The Cliff Edge Coalition NI is a group of over 70 organisations – including Housing Rights, Advice NI and NICVA – worried about the end of welfare reform mitigations next March.
It has two key messages:
- The protection in place to support people impacted by welfare reform through mitigations is due to end in March 2020.
- It is important that people impacted by welfare reform in NI continue to be able to access support beyond March 2020. This support should take account of the new challenges people are facing, particularly Universal Credit.

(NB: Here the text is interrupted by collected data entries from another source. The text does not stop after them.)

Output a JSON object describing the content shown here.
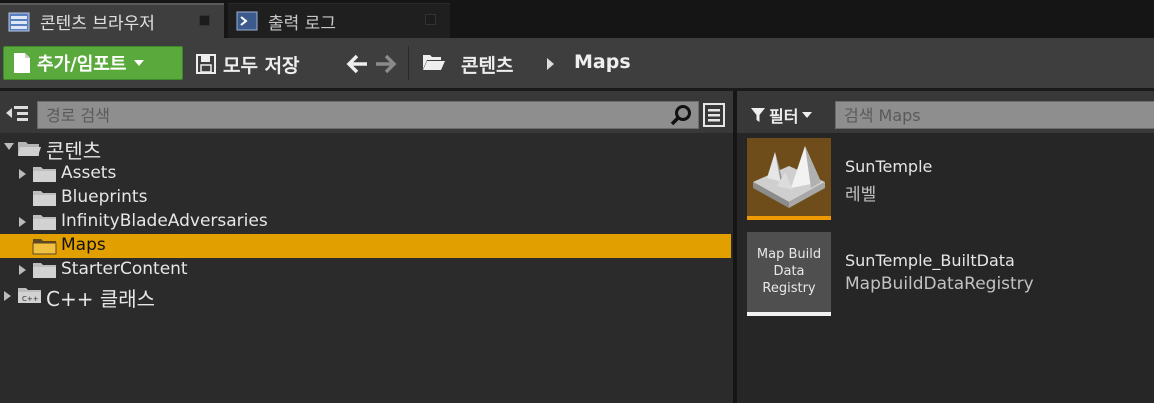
{
  "tabs": [
    {
      "label": "콘텐츠 브라우저",
      "icon": "content-browser-icon",
      "active": true
    },
    {
      "label": "출력 로그",
      "icon": "output-log-icon",
      "active": false
    }
  ],
  "toolbar": {
    "add_label": "추가/임포트",
    "save_all_label": "모두 저장",
    "breadcrumb": [
      "콘텐츠",
      "Maps"
    ]
  },
  "left_panel": {
    "search_placeholder": "경로 검색",
    "tree": [
      {
        "label": "콘텐츠",
        "expanded": true,
        "selected": false
      },
      {
        "label": "Assets",
        "expanded": false,
        "selected": false
      },
      {
        "label": "Blueprints",
        "expanded": false,
        "selected": false
      },
      {
        "label": "InfinityBladeAdversaries",
        "expanded": false,
        "selected": false
      },
      {
        "label": "Maps",
        "expanded": false,
        "selected": true
      },
      {
        "label": "StarterContent",
        "expanded": false,
        "selected": false
      },
      {
        "label": "C++ 클래스",
        "expanded": false,
        "selected": false
      }
    ]
  },
  "right_panel": {
    "filter_label": "필터",
    "search_placeholder": "검색 Maps",
    "assets": [
      {
        "name": "SunTemple",
        "type": "레벨",
        "thumbnail": "level-thumbnail",
        "accent": "#ee9a00"
      },
      {
        "name": "SunTemple_BuiltData",
        "type": "MapBuildDataRegistry",
        "thumbnail_text": "Map Build Data Registry",
        "accent": "#f2f2f2"
      }
    ]
  },
  "colors": {
    "selection": "#e2a000",
    "add_button": "#5aa93c",
    "panel_bg": "#2b2b2b"
  }
}
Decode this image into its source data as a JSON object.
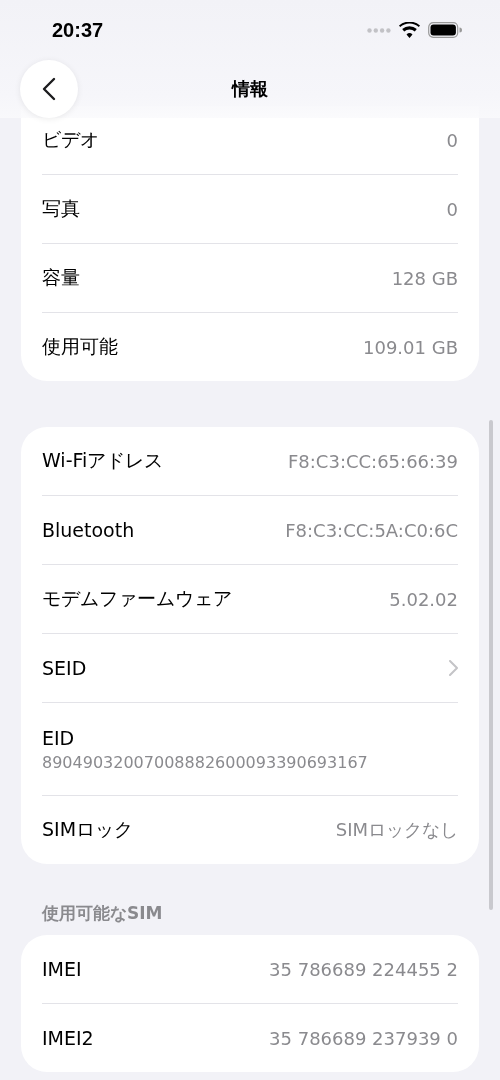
{
  "status_bar": {
    "time": "20:37"
  },
  "nav": {
    "title": "情報"
  },
  "sections": [
    {
      "rows": [
        {
          "label": "ビデオ",
          "value": "0",
          "kind": "value"
        },
        {
          "label": "写真",
          "value": "0",
          "kind": "value"
        },
        {
          "label": "容量",
          "value": "128 GB",
          "kind": "value"
        },
        {
          "label": "使用可能",
          "value": "109.01 GB",
          "kind": "value"
        }
      ]
    },
    {
      "rows": [
        {
          "label": "Wi-Fiアドレス",
          "value": "F8:C3:CC:65:66:39",
          "kind": "value"
        },
        {
          "label": "Bluetooth",
          "value": "F8:C3:CC:5A:C0:6C",
          "kind": "value"
        },
        {
          "label": "モデムファームウェア",
          "value": "5.02.02",
          "kind": "value"
        },
        {
          "label": "SEID",
          "kind": "link"
        },
        {
          "label": "EID",
          "value": "89049032007008882600093390693167",
          "kind": "stacked"
        },
        {
          "label": "SIMロック",
          "value": "SIMロックなし",
          "kind": "value"
        }
      ]
    },
    {
      "header": "使用可能なSIM",
      "rows": [
        {
          "label": "IMEI",
          "value": "35 786689 224455 2",
          "kind": "value"
        },
        {
          "label": "IMEI2",
          "value": "35 786689 237939 0",
          "kind": "value"
        }
      ]
    }
  ]
}
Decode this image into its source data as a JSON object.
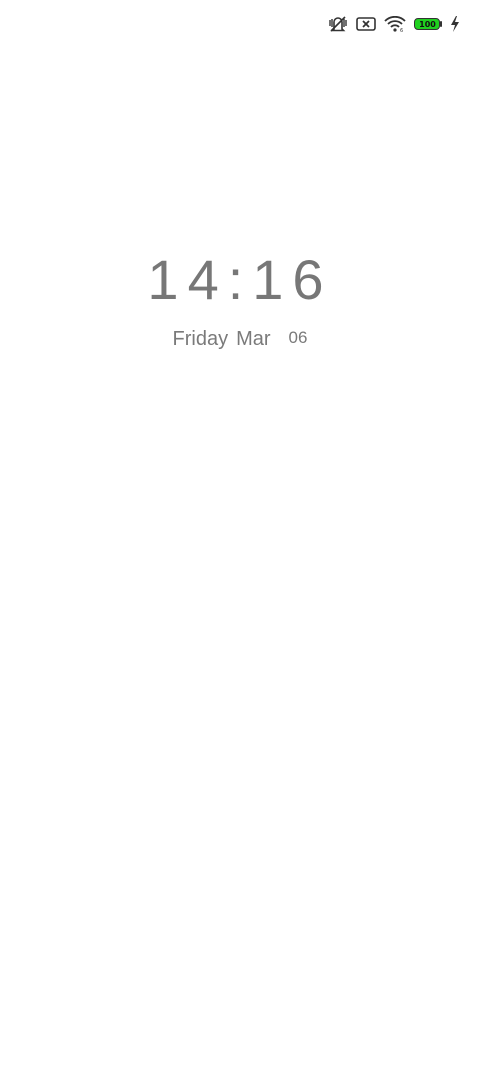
{
  "status_bar": {
    "icons": [
      "vibrate-mute-icon",
      "no-sim-icon",
      "wifi-icon",
      "battery-icon",
      "charging-bolt-icon"
    ],
    "battery_level": "100",
    "battery_color": "#1fd11f"
  },
  "lock_screen": {
    "time": "14:16",
    "day": "Friday",
    "month": "Mar",
    "date": "06"
  }
}
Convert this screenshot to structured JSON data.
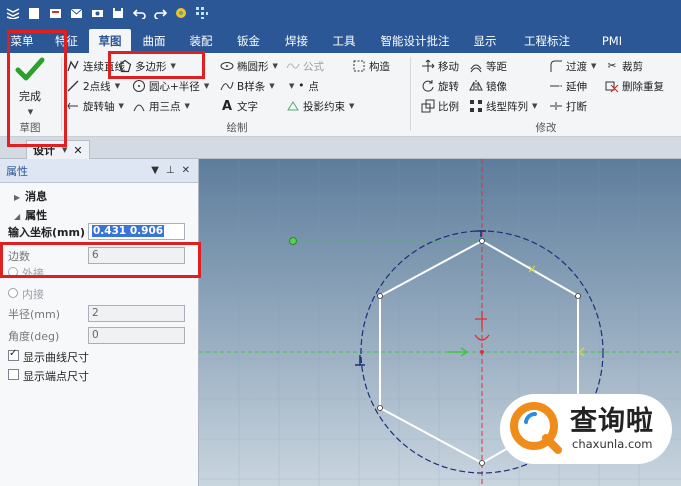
{
  "colors": {
    "ribbon_blue": "#2b5797",
    "highlight_red": "#e02020",
    "canvas_top": "#5d7d9c",
    "canvas_bottom": "#c9d5df",
    "sketch_white": "#ffffff",
    "axis_green": "#3cc83c",
    "axis_red": "#e03030",
    "construction_circle": "#1c2f7a"
  },
  "quick_access": {
    "icons": [
      "app-menu-icon",
      "new-icon",
      "open-icon",
      "mail-icon",
      "print-icon",
      "save-icon",
      "undo-icon",
      "redo-icon",
      "render-icon",
      "grid-icon"
    ]
  },
  "tabs": [
    "菜单",
    "特征",
    "草图",
    "曲面",
    "装配",
    "钣金",
    "焊接",
    "工具",
    "智能设计批注",
    "显示",
    "工程标注",
    "PMI"
  ],
  "ribbon": {
    "finish": {
      "label": "完成",
      "group": "草图"
    },
    "draw_group_label": "绘制",
    "modify_group_label": "修改",
    "draw_items": {
      "connected_line": "连续直线",
      "polygon": "多边形",
      "ellipse": "椭圆形",
      "formula": "公式",
      "construct": "构造",
      "two_point_line": "2点线",
      "center_radius": "圆心+半径",
      "bspline": "B样条",
      "point": "点",
      "rotate_axis": "旋转轴",
      "three_point": "用三点",
      "text": "文字",
      "projection": "投影约束"
    },
    "modify_items": {
      "move": "移动",
      "offset": "等距",
      "transition": "过渡",
      "trim": "裁剪",
      "rotate": "旋转",
      "mirror": "镜像",
      "extend": "延伸",
      "delete_dup": "删除重复",
      "scale": "比例",
      "linear_array": "线型阵列",
      "break": "打断"
    }
  },
  "doc_tab": {
    "label": "设计"
  },
  "panel": {
    "title": "属性",
    "section_message": "消息",
    "section_properties": "属性",
    "input_coords": {
      "label": "输入坐标(mm)",
      "value": "0.431 0.906"
    },
    "sides": {
      "label": "边数",
      "value": "6"
    },
    "circumscribed": "外接",
    "inscribed": "内接",
    "radius": {
      "label": "半径(mm)",
      "value": "2"
    },
    "angle": {
      "label": "角度(deg)",
      "value": "0"
    },
    "show_curve_dim": "显示曲线尺寸",
    "show_endpoint_dim": "显示端点尺寸"
  },
  "watermark": {
    "name": "查询啦",
    "url": "chaxunla.com"
  }
}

They also have several specific concerns about the ongoing roll out of Universal Credit (UC) to NI, including (but certainly not limited to) that access to the internet and IT literacy is a barrier for some claimants entitled to UC, a significant decrease in discretionary support, the acute impact on women and children (and also the possible impact of UC’s two-child policy), and various problems with housing such as the crude application of the bedroom tax and the vulnerability of low-income private renters.
Coming to a head
No Deal Brexit could happen in October – and, if it does, could be an enormous disaster for NI. The welfare reform mitigations are set to end in March. The health service will crumple over the next few years without a series of massive, inter-related changes (many of which, in isolation, might be unpopular and be strongly opposed).
Each of these are major issues, but what about them in combination? What happens to Northern Ireland if all this comes to pass?
If Brexit does severe damage to the NI economy, it will shrink the public purse. Public demand for Health and Social Care will not shrink, people who rely on benefits will not have fewer needs – but both these problems will be exacerbated by a smaller budget. There is little or no room for savings elsewhere in NI public spending (especially with an education system also ready to fall flat).
Then there’s the link between HSC and welfare. Those on benefits tend to have a greater reliance on health and social care than the general population.
Brexit, HSC and welfare reform are a triangle of policy issues capable of affecting each other. Problems that hit any one of them will make things more difficult for the other two.
If all three break bad, Northern Ireland is in trouble.